I sipped my wine with one hand, gathered the house papers with the other, shoving them into a manila folder (except the inspection report, which was a whole binder worth of grim information).

I got up, set the folder and binder on the dresser and moved back to the bed, turning to the nightstand and setting down my wineglass in order to pick up a cheese knife (kindly provided by the inn) in order to slice into an extraordinary camembert (not provided by the inn, which made the knife another kind gesture) and slathering it on a hunk of fresh French bread (all this also from Wayfarer’s).

I shoved it into my mouth and chewed, barely able to stop myself from closing my eyes to better enjoy its scrumptiousness.

It was all coming together.

I loved Wayfarer’s.

I was being cautious about being seen, so I was careful how much time I spent in it, but regardless, I’d fallen in love with the town of Magdalene and couldn’t wait to spend more time in the shops, not to mention experience the restaurants.

The contractors would be meeting me to go over the property and then they’d be getting back to me with their plans and bids very soon, so I’d need to make a decision and start that long process moving.

Now it was necessary I find an interior decorator. I was hopeless at that kind of thing.

What I wasn’t hopeless at was knowing what I liked. I wasn’t the kind of person who vacillated about making a decision.

Patrick had always loved that about me.

“You’re a joy to go to dinner with, darling girl,” he’d say at many a restaurant table after I’d open my menu, skim and make a decision within a minute.

Yes, I knew just scanning if I wanted seared tuna or steak Diane.

So I’d be able to pick between different comforter covers and wall hangings without taking six weeks to do it.

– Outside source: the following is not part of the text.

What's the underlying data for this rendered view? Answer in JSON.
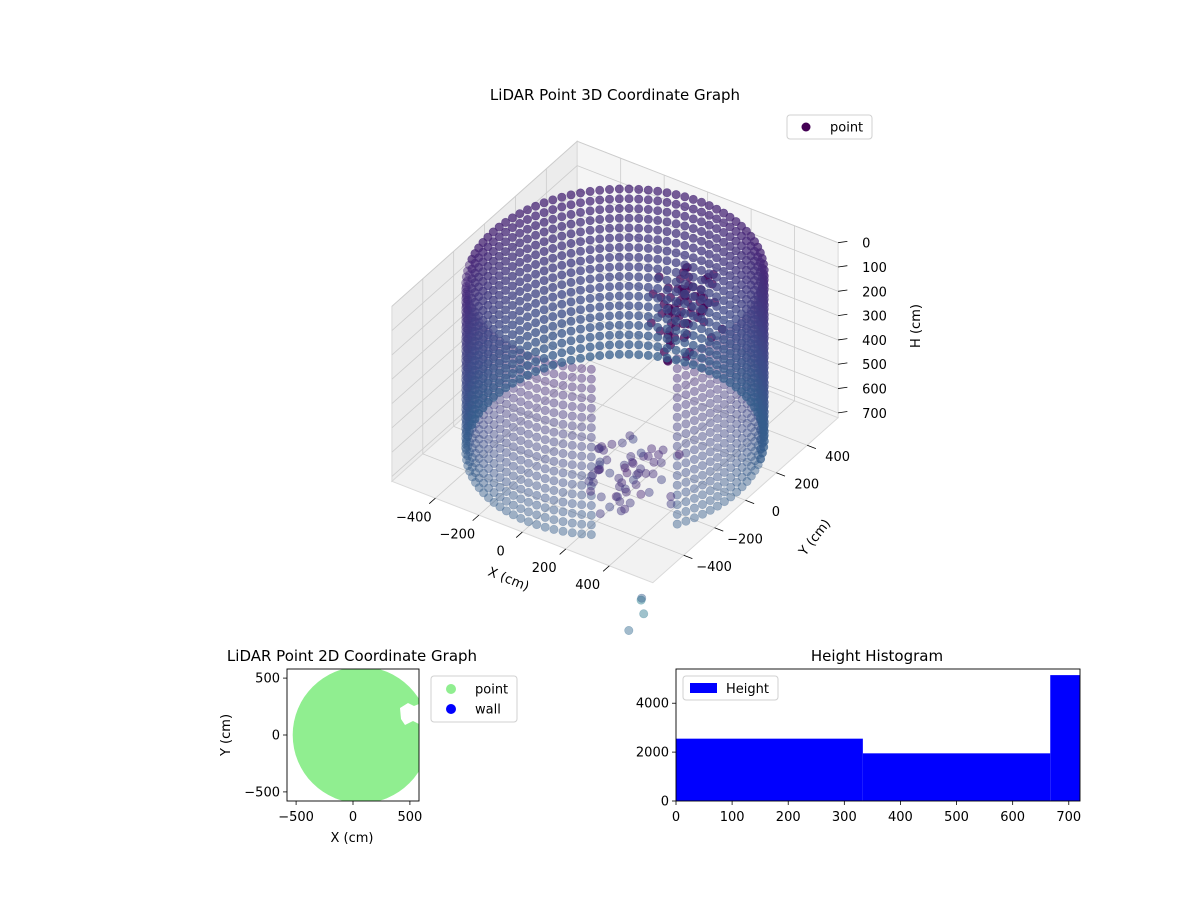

The outline was coming together. The framework was getting set.

It was going to be other things that would be difficult.

And as if the cosmos wished to remind me of what one of those things were (as if I’d forget), my cell on the nightstand rang.

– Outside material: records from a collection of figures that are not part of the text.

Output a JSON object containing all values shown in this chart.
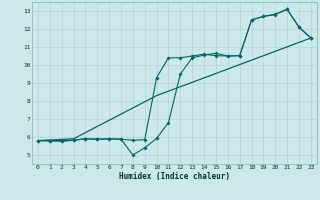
{
  "xlabel": "Humidex (Indice chaleur)",
  "xlim": [
    -0.5,
    23.5
  ],
  "ylim": [
    4.5,
    13.5
  ],
  "xticks": [
    0,
    1,
    2,
    3,
    4,
    5,
    6,
    7,
    8,
    9,
    10,
    11,
    12,
    13,
    14,
    15,
    16,
    17,
    18,
    19,
    20,
    21,
    22,
    23
  ],
  "yticks": [
    5,
    6,
    7,
    8,
    9,
    10,
    11,
    12,
    13
  ],
  "background_color": "#cce8e8",
  "grid_color": "#b8d8d8",
  "line_color": "#006666",
  "line1_x": [
    0,
    1,
    2,
    3,
    4,
    5,
    6,
    7,
    8,
    9,
    10,
    11,
    12,
    13,
    14,
    15,
    16,
    17,
    18,
    19,
    20,
    21,
    22,
    23
  ],
  "line1_y": [
    5.8,
    5.8,
    5.8,
    5.82,
    5.9,
    5.88,
    5.9,
    5.88,
    5.0,
    5.4,
    5.92,
    6.8,
    9.5,
    10.4,
    10.55,
    10.65,
    10.5,
    10.52,
    12.5,
    12.7,
    12.8,
    13.1,
    12.1,
    11.5
  ],
  "line2_x": [
    0,
    1,
    2,
    3,
    4,
    5,
    6,
    7,
    8,
    9,
    10,
    11,
    12,
    13,
    14,
    15,
    16,
    17,
    18,
    19,
    20,
    21,
    22,
    23
  ],
  "line2_y": [
    5.8,
    5.78,
    5.76,
    5.82,
    5.9,
    5.87,
    5.9,
    5.87,
    5.82,
    5.85,
    9.3,
    10.4,
    10.4,
    10.5,
    10.6,
    10.52,
    10.5,
    10.52,
    12.5,
    12.7,
    12.82,
    13.1,
    12.1,
    11.5
  ],
  "line3_x": [
    0,
    3,
    10,
    23
  ],
  "line3_y": [
    5.8,
    5.9,
    8.3,
    11.5
  ]
}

When I saw who was calling, I not only grabbed the phone, I grabbed my wine because I figured I’d need it.

I took the call and put the phone to my ear.

“Hey, Pat.”

“Hey, honey. How’s things?”

It was not surprising to me that Patrick’s eldest son, in four words, could communicate the depth of concern he had for me at the same time sharing how he wanted me so far away from Maine, if he could, he’d put me in a rocket ship and launch me to the moon.